Date of Award

1-2017

Document Type

Thesis

Degree Name

Master of Science (MS)

College/School

College of Science and Mathematics

Department/Program

Earth and Environmental Studies

Thesis Sponsor/Dissertation Chair/Project Chair

Sandra Passchier

Committee Member

Matthew Gorring

Committee Member

Michael Kruge

Subject(s)

Paleoclimatology--Kattegat (Denmark and Sweden), Sediments (Geology)--Kattegat (Denmark and Sweden)--Analysis, Climatic changes--History

Abstract

Periods of glaciation followed by deglaciation are a result of the complex processes that drive climate on Earth. To understand these processes and the types of climate that they induce, sediment cores can be analyzed to extract data to determine depositional environment and relative sea level in an area. This project will investigate the particle size and organic geochemistry from a sediment core (IODP Expedition 347, Hole M0060A) taken outside the Baltic Sea, at Anholt Loch which is located in the southern Kattegat. The objective of this study is to better understand the depositional environment and relative sea level changes in the area, specifically during the last interglacial-glacial period (130-24 ka). To do this mineralogical, grain size, and organic geochemical data were analyzed from the sediment core. Grain size data showed various types of depositional environments. Unit IV indicated an ice proximal-glaciomarine environment based on grain size distribution.

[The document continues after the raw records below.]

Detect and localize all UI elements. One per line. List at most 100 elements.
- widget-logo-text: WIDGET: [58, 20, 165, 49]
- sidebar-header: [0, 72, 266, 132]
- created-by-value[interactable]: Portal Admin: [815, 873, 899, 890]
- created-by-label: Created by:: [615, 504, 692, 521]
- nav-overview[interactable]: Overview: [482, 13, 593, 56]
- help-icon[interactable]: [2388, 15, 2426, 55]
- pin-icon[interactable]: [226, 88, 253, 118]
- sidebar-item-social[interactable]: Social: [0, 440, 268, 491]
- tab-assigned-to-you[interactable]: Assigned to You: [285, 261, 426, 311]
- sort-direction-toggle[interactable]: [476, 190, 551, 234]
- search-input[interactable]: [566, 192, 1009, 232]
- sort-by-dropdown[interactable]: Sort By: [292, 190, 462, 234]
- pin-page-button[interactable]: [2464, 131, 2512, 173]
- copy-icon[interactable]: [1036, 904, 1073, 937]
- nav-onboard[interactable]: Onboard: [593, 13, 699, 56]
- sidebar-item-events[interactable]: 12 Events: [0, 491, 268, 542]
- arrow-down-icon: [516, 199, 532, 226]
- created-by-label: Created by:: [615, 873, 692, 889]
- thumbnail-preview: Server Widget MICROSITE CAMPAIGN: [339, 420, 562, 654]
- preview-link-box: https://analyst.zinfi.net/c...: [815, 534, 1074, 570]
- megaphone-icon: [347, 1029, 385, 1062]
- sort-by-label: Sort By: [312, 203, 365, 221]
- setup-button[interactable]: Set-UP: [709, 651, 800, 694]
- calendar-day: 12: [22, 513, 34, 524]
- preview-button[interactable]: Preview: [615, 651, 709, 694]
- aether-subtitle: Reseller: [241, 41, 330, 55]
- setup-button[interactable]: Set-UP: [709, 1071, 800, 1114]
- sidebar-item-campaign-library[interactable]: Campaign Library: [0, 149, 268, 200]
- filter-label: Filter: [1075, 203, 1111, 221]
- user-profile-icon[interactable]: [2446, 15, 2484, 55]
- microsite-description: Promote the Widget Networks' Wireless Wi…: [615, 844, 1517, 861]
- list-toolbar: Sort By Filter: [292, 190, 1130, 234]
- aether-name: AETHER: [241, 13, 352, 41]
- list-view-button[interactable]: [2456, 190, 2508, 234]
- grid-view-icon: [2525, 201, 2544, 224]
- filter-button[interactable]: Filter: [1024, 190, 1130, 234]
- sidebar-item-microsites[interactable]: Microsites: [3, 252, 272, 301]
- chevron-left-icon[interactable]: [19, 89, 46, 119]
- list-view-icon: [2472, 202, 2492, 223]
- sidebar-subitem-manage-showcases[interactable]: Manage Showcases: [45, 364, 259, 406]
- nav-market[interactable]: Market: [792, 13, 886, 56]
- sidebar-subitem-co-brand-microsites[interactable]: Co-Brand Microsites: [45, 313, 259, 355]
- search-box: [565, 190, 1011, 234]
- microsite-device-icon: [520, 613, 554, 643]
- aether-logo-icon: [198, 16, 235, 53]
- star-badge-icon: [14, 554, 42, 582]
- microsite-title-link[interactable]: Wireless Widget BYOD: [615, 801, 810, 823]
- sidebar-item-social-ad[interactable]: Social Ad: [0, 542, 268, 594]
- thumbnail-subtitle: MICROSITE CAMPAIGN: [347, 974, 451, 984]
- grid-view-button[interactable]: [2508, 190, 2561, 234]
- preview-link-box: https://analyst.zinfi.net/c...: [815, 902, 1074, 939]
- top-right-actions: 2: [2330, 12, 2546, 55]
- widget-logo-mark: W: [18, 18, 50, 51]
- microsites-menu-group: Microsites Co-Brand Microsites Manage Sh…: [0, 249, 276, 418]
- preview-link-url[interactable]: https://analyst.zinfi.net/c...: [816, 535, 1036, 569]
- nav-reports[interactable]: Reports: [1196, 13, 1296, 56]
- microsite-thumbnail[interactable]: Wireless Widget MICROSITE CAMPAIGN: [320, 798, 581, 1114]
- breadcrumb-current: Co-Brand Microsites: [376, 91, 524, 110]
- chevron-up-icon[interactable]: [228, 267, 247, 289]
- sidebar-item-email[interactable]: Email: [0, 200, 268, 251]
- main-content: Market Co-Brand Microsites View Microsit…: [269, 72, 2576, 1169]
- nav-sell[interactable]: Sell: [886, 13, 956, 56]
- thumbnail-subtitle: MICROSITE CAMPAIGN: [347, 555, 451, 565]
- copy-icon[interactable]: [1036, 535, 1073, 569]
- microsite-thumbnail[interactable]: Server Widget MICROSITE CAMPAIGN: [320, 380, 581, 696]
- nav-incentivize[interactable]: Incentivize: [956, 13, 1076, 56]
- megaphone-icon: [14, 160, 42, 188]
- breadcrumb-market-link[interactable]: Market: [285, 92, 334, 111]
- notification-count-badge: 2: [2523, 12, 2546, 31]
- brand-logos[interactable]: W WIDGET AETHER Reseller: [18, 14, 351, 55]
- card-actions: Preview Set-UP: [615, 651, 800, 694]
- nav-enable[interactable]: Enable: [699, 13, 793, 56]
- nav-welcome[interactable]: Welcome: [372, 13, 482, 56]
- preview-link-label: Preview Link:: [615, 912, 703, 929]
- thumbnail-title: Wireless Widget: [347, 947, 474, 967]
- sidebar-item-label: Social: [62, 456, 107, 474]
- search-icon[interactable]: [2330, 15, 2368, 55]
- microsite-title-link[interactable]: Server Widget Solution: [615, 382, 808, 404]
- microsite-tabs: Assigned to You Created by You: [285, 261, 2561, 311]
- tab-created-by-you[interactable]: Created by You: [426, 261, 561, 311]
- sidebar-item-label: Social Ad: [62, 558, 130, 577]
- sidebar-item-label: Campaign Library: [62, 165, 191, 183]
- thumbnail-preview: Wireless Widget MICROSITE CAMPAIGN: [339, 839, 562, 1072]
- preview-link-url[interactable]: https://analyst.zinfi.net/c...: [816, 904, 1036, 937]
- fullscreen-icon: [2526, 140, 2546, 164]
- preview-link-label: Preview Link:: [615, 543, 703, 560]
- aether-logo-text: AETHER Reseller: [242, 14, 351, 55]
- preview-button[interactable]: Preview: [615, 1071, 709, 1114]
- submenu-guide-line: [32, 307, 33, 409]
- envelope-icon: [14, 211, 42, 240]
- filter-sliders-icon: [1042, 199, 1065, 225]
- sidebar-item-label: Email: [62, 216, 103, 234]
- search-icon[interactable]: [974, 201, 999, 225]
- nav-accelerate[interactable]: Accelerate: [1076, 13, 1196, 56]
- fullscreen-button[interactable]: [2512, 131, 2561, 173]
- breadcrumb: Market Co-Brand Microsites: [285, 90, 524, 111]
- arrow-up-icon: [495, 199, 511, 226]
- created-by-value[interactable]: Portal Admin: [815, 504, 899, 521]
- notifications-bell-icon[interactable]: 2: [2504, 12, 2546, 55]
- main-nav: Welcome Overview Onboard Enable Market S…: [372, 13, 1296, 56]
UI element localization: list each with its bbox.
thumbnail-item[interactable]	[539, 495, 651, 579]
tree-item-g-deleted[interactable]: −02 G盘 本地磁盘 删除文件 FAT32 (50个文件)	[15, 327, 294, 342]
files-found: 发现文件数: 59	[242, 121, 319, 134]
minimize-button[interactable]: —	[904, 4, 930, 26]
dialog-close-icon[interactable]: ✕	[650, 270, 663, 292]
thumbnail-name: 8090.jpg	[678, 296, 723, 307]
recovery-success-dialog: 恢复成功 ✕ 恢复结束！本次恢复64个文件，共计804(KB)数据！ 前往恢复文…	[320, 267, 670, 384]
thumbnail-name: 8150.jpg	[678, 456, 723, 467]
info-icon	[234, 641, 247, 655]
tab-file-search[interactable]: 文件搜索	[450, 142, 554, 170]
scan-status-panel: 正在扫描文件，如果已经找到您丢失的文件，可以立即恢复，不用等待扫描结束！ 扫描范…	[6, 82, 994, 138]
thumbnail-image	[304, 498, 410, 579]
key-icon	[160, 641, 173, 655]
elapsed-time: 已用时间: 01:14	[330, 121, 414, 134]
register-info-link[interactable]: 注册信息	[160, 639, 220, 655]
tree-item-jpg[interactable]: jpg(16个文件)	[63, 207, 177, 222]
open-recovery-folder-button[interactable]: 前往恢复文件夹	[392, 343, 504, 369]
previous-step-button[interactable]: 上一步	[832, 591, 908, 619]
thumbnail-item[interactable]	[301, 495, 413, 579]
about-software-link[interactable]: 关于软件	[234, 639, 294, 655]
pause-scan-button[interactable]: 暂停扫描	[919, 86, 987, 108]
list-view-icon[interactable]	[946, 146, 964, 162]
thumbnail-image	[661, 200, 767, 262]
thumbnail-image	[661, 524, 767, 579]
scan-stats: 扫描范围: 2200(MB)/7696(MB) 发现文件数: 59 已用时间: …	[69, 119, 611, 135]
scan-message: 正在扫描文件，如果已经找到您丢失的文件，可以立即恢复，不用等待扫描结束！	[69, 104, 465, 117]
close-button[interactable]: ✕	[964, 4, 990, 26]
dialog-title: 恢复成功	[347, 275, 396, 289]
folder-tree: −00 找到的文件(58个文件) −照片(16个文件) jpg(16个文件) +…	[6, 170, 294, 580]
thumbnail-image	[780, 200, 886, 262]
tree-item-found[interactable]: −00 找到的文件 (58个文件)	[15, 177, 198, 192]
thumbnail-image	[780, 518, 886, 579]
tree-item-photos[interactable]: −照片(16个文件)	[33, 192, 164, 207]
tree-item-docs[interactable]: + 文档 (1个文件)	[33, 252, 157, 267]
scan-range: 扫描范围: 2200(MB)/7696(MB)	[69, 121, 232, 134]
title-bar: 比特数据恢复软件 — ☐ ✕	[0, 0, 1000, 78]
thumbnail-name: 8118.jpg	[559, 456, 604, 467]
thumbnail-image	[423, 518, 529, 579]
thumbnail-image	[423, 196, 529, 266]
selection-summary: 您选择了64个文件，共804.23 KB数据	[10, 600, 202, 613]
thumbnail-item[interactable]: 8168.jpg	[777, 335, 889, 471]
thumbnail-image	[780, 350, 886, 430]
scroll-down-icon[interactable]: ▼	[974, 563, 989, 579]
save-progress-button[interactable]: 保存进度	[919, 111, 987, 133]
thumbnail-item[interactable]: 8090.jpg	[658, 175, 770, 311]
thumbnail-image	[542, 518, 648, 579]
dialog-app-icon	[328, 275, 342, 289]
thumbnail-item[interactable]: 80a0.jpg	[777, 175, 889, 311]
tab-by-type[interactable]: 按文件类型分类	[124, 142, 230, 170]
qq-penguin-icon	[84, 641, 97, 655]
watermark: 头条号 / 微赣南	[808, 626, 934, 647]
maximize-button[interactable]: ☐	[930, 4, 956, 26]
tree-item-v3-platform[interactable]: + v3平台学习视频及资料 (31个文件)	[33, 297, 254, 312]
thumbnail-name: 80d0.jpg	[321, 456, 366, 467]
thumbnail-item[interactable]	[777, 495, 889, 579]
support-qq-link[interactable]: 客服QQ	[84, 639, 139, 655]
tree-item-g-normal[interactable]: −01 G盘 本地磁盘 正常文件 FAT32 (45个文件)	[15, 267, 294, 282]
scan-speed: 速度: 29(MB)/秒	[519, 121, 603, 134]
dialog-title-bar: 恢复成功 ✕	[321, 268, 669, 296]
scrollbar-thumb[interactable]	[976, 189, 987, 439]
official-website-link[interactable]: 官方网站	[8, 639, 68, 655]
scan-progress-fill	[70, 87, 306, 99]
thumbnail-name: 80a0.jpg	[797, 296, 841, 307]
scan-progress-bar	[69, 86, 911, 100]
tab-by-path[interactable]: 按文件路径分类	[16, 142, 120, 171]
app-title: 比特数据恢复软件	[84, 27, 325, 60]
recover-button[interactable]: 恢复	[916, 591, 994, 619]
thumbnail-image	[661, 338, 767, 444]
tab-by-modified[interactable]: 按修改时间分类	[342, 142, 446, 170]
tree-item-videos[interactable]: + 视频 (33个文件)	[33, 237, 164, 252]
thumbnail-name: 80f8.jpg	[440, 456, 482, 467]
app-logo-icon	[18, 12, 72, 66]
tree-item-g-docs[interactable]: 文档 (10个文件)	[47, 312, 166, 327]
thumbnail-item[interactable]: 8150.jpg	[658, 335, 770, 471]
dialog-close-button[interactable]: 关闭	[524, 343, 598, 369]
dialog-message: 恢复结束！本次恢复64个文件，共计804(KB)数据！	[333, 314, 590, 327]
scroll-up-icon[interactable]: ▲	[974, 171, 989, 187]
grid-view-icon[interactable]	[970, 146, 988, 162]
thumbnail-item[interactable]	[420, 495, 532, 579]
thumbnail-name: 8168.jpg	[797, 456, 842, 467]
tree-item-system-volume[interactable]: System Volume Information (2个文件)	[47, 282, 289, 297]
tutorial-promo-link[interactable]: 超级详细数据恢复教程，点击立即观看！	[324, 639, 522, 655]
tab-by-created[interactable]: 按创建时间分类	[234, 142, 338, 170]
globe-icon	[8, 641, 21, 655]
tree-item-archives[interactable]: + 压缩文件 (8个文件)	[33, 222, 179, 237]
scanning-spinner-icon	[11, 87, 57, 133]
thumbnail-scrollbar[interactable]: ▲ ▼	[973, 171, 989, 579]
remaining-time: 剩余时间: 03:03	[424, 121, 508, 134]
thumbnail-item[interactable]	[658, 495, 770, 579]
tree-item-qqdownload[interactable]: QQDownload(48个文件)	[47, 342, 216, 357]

Unit V showed evidence of a shallow marine environment indicated by the presence of Turritella sp. shell fragments. Unit VI was found to be a high energy fluvial deposit based on grain size distribution, the presence of zircon, and a fining upwards sequence. Lastly, Unit VII contained three layers of unsorted silty sediment which indicated mass transport types of events, such as a gravity flow. The geochemical analyses of organic matter in the samples were found to have a similar signature between units and are thought to be of a coaly origin. By analyzing the surrounding basin properties, it is thought that the coal could be from the Jurassic bedrock surrounding the core. Based on data collected, the depositional environments and relative sea level changed multiple times, indicating that the last interglacial period in the Kattegat was not stable.